BlackRock chief executive Larry Fink wrote in his annual shareholder letter in March that new investment strategies would be required to meet the financial needs of a global population that is living longer but has under-saved for retirement.
But regulators worry about excessive risk taking by newcomers with new business models.
The NAIC has raised concerns about the industry exposing insurance policyholders to risky investments such as collateralised loan obligations, which played a major role in the financial crisis.
The IMF said recently that private equity-backed insurers were “more vulnerable” to a credit downturn, due to their higher proportion of illiquid assets, and has previously warned about potential “contagion” seeping into the wider financial sector and economy.
There have also been a handful of recent industry blow-ups. A roll-up strategy launched by European private equity group Cinven ran into trouble after one of the life insurers it bought foundered because of a rush of withdrawals by annuity holders.
In the US, insurers that have taken on exposure to the private equity firm 777 Partners are under fire from regulators and rating agencies for potentially excessive risk-taking.
Bhalla acknowledged that these mis-steps had complicated life for others in the industry. But he insisted alternative investment strategies were crucial for the sector’s financial future. “Without private assets, insurance cannot work.”
In March, Japan’s Dai-ichi Life Holdings took a stake in Canyon Capital, a $20bn credit manager that made its name as a distressed and opportunistic debt expert. Within a few years, Dai-ichi will have the chance to buy all of Canyon.

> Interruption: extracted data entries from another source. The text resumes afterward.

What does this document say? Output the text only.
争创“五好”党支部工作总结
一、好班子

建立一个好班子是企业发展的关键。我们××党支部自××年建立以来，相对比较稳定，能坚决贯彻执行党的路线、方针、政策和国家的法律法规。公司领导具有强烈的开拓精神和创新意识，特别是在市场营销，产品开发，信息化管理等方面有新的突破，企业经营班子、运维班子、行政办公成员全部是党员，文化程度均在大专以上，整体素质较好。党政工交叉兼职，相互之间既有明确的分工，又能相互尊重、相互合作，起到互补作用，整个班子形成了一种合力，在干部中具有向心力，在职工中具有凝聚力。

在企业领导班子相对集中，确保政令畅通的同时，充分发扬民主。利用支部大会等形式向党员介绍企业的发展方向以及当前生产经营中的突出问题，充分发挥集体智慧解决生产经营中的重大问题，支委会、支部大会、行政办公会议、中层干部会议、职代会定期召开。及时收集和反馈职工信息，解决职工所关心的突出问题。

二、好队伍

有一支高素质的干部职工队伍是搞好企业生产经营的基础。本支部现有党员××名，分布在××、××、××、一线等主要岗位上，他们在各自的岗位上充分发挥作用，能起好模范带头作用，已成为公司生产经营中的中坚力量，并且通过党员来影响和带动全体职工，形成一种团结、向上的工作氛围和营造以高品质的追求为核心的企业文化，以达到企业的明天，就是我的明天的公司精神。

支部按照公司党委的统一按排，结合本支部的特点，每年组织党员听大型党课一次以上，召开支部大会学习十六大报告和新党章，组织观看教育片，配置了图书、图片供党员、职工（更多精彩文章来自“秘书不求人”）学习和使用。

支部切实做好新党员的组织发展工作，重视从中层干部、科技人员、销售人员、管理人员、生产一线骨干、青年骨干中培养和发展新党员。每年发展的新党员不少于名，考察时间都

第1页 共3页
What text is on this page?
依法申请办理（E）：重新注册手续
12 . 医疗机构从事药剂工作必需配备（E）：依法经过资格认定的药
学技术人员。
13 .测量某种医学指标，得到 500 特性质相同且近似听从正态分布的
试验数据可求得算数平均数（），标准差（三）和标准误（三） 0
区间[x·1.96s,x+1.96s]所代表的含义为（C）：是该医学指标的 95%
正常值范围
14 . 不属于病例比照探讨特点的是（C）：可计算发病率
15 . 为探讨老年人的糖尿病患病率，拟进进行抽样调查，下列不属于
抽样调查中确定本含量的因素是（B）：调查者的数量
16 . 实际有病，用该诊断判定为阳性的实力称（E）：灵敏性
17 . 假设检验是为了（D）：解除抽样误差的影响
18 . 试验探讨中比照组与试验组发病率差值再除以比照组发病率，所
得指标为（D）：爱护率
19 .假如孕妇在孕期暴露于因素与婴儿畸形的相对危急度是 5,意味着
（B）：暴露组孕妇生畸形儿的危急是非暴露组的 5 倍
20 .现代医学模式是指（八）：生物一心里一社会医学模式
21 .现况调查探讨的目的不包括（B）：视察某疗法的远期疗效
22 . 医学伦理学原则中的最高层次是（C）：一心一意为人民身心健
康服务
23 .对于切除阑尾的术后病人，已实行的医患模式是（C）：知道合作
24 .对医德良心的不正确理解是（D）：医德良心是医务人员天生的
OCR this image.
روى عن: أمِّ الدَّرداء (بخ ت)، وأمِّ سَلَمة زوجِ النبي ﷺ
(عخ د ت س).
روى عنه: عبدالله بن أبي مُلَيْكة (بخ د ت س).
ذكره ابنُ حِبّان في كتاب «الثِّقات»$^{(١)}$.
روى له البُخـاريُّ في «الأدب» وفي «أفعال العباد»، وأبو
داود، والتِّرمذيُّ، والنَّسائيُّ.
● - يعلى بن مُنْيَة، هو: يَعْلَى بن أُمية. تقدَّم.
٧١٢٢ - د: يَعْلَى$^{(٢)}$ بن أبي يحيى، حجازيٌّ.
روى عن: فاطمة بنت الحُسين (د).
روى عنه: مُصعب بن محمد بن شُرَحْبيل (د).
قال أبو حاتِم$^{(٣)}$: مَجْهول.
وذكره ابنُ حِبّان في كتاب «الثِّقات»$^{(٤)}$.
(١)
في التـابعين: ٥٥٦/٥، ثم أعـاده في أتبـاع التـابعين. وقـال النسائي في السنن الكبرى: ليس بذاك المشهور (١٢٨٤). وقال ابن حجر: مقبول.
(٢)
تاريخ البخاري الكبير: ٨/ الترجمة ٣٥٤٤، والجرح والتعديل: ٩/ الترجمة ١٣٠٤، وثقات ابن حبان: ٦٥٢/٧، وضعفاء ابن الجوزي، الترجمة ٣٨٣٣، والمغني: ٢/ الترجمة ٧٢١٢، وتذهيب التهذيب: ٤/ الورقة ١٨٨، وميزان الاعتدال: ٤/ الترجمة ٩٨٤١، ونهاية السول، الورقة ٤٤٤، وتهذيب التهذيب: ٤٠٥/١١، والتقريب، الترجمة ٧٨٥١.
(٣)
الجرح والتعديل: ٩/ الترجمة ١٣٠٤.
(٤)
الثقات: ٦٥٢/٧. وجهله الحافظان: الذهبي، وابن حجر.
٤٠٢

In April, Blue Owl Capital spent $750mn buying Kuvare Asset Management, a decade-old asset manager dedicated to insurance, which resembles Bhalla’s venture.
One industry veteran noted that banks withdrawing from business lending in response to tougher capital rules since the financial crisis was a central factor in the convergence of private assets and insurance.
Don Mullen, the founder of Pretium, a private capital manager that Bhalla partnered with at AEL, said that insurers are increasingly the venue of choice for corporate lending.
“The fact remains that bank balance sheets are not attractive for illiquid assets that have above average volatility,” Mullen said.